Beranda Berita utama Dua Sentimen Positif Dorong Harga CPO Menguat

    Dua Sentimen Positif Dorong Harga CPO Menguat

    24
    0

    Penutupan perdagangan di Bursa Derivatif Malaysia pada 2 April 2019 diwarnai oleh penguatan harga minyak kelapa sawit mentah (CPO). Harga CPO kontrak acuan bulan Juni menguat 1,89% ke posisi MYR 2.153/ton (USD 527,3/ton). Penguatan ini melanjutkan trend sehari sebelumnya di mana harga CPO naik 0,33%.

    Penguatan harga CPO ini didorong oleh peningkatan ekspor minyak sawit Malaysia bulan Maret yang meningkat 22,4% dibanding Februari 2019. Peningkatan ekspor ini mendorong optimisme pasar tentang harga CPO ke depan.

    Berdasarkan data Intertek Testing Service (ITS), peningkatan ekspor berasal dari permintaan dari Timur Tengah, Afrika, dan China yang tumbuh. Analisa ITS ini didukug oleh data resmi MPBO (Malaysian Palm Oil Board) bahwa pada 10 April mendatang harga CPO berpeluang untuk kembali melesat.
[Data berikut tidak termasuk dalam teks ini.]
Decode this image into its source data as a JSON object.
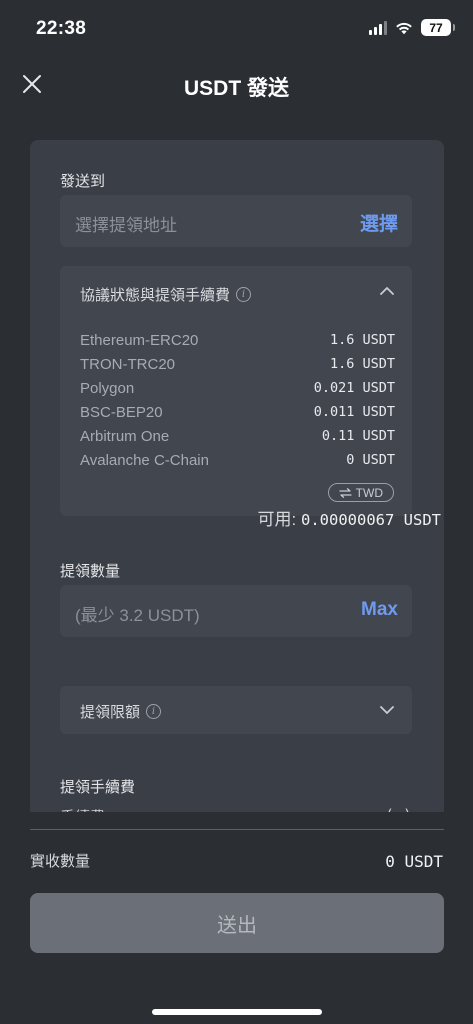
{
  "status_bar": {
    "time": "22:38",
    "battery": "77"
  },
  "header": {
    "title": "USDT 發送"
  },
  "send_to": {
    "label": "發送到",
    "placeholder": "選擇提領地址",
    "action": "選擇"
  },
  "fee_panel": {
    "title": "協議狀態與提領手續費",
    "networks": [
      {
        "name": "Ethereum-ERC20",
        "fee": "1.6 USDT"
      },
      {
        "name": "TRON-TRC20",
        "fee": "1.6 USDT"
      },
      {
        "name": "Polygon",
        "fee": "0.021 USDT"
      },
      {
        "name": "BSC-BEP20",
        "fee": "0.011 USDT"
      },
      {
        "name": "Arbitrum One",
        "fee": "0.11 USDT"
      },
      {
        "name": "Avalanche C-Chain",
        "fee": "0 USDT"
      }
    ],
    "currency_toggle": "TWD"
  },
  "amount": {
    "label": "提領數量",
    "placeholder": "(最少 3.2 USDT)",
    "max_label": "Max",
    "available_label": "可用:",
    "available_value": "0.00000067 USDT"
  },
  "limit": {
    "label": "提領限額"
  },
  "fee_section": {
    "label": "提領手續費"
  },
  "receive": {
    "label": "實收數量",
    "value": "0 USDT"
  },
  "submit": {
    "label": "送出"
  },
  "colors": {
    "accent": "#6e9bef",
    "background": "#2b2e33",
    "card": "#3a3e46"
  }
}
    Dengan meningkatnya ekspor, tok minyak sawit di Malaysia kemungkinan besar berkurang yang mendorong keseimbangan fundamental dari sisi pasokan. “Ekspor minyak sawit terlihat bagus, stok minyak sawit berpotensi untuk berkurang,” ujar pelaku pasar seperti dikutip dari lama cnbcinodnesia.com.

    Selain faktor permintaan, penguatan harga CPO ini juga didorong oleh kenaikan harga minyak kedelai sebear 0,7% dalam perdagangan sehari sebelumnya yang ikut mendorong harga CPO ke atas. Ini bisa terjadi karena minyak kedelai merupakan rival minyak sawit di pasar minyak nabati dunia. Alhasil pergerakan harga keduanya akan saling beriringan.